Pro Bull Rider Magazine had said they were sending a journalist, not a spokesmodel. Ruby felt three inches tall and nearly invisible. In ten minutes it would be as if she wasn’t even there.
“You have to be Rachel Hartman,” Luke rose from his chair on the ranch house lawn as if carried by the breeze, all effortless athletic grace. Of course, that was all for show, since they were taking a break from a series of challenging exercises that had had him breaking out in a sweat only ten minutes before. “I thought you were coming tomorrow.”
“I was, but my other assignment ended early and a seat opened up on an Austin flight.
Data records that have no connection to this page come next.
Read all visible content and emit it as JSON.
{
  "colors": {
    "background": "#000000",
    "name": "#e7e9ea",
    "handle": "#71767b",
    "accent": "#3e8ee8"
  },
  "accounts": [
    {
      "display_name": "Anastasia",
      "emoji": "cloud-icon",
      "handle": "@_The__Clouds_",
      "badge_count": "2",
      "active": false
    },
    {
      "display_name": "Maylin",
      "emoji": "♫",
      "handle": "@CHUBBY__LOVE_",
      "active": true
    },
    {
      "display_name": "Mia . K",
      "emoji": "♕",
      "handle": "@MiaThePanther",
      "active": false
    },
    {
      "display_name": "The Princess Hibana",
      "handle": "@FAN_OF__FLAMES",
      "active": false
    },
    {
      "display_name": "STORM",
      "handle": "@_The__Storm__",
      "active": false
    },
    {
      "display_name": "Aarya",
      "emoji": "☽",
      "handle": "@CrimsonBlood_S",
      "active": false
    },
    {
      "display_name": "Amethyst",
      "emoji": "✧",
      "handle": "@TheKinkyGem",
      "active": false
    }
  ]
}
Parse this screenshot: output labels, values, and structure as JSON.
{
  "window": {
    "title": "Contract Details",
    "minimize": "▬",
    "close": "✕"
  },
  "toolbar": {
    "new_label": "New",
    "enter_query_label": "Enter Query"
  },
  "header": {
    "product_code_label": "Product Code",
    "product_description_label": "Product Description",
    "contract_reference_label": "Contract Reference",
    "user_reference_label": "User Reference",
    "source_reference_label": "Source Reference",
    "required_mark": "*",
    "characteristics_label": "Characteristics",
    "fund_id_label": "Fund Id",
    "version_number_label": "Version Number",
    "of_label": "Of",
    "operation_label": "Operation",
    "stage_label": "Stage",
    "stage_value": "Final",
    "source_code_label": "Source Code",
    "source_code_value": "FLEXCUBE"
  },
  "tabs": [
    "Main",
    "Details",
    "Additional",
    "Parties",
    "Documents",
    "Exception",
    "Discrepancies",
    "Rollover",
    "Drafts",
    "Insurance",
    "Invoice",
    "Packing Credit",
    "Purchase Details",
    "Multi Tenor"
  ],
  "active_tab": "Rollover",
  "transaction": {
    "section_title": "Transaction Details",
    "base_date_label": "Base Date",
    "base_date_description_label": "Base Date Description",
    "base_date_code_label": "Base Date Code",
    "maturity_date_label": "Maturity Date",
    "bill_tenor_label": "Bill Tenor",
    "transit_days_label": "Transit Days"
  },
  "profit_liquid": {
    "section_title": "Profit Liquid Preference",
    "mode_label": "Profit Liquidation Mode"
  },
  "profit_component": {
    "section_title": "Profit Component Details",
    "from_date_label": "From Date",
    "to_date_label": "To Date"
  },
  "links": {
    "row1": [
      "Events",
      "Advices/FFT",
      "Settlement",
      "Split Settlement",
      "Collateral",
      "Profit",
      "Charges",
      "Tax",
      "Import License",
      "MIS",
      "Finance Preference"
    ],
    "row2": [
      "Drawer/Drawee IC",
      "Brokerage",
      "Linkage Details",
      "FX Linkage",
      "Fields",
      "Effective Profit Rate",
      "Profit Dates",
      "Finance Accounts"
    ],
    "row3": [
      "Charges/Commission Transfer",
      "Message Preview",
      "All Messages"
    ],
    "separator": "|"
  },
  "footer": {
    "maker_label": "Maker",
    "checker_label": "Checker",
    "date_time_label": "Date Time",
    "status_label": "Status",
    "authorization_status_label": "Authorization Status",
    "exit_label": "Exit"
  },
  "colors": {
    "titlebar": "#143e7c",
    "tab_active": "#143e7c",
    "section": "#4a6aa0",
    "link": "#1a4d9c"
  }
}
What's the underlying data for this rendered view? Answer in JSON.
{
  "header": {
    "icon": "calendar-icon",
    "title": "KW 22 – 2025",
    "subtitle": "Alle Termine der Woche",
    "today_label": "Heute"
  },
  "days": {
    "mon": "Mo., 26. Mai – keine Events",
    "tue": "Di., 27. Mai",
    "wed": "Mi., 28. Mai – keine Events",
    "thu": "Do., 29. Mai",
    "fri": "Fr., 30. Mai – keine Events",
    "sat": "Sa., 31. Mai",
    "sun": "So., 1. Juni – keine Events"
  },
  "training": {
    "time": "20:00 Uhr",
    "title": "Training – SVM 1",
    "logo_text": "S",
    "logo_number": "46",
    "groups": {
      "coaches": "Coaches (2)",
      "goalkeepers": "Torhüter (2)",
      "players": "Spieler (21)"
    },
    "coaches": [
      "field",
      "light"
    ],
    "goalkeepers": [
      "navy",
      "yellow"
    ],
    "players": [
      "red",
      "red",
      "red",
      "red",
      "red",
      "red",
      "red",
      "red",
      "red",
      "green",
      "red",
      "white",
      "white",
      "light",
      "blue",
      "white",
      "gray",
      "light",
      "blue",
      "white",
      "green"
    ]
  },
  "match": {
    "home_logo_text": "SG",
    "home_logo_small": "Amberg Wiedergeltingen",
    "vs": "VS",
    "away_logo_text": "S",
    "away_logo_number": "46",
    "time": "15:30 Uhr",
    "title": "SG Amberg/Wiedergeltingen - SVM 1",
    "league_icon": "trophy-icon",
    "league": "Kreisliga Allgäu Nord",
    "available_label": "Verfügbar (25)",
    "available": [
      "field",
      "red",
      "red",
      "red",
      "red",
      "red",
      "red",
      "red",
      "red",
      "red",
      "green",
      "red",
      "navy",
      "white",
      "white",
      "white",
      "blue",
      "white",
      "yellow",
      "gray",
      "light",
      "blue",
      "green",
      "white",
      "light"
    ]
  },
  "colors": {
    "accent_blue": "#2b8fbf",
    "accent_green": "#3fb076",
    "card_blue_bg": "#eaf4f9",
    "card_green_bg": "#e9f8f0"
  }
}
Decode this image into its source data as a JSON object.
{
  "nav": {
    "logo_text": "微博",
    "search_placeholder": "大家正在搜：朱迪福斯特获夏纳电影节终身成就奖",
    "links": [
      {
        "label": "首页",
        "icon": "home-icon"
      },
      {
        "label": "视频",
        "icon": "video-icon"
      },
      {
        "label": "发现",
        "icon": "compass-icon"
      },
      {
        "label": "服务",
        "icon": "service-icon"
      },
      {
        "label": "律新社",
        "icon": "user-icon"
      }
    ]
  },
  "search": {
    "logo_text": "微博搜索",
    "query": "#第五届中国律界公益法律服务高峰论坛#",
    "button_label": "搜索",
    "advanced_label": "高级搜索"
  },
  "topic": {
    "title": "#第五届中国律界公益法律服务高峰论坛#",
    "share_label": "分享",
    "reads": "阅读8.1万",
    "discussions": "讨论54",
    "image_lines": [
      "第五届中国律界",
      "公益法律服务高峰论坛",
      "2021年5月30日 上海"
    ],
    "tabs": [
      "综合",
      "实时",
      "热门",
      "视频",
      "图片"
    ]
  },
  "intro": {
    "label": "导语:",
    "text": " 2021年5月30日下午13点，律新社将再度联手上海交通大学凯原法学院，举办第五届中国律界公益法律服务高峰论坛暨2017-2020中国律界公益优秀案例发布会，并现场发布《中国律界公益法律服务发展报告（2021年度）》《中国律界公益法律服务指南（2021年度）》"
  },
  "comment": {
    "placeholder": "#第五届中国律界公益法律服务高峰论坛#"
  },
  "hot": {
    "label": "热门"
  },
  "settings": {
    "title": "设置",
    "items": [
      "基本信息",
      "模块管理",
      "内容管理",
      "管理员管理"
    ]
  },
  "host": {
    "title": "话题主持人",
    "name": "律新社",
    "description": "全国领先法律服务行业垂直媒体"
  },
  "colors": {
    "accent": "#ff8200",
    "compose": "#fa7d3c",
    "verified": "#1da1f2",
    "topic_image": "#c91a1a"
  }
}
Who needs a day at home to do laundry when I can get started on what could be the story of the year?”
“I don’t know if the Gap House is ready for you,” Ruby said as she stood up. “Did you check?” She’d kept her mouth shut about how glad she was the reporter was staying at the little inn in town rather than out here on the ranch. Twenty-four-hour media access had to be a bad thing, even for the likes of Luke.
“First thing I thought of—I’m all set. So there was no reason for me to wait another day. Hope that’s all right. I probably should have called first, but I was on a roll.”
I can just imagine, Ruby thought darkly. She told herself not to judge, but the gorgeous brunette smiling at Luke pressed every one of Ruby’s buttons and there was no help for it.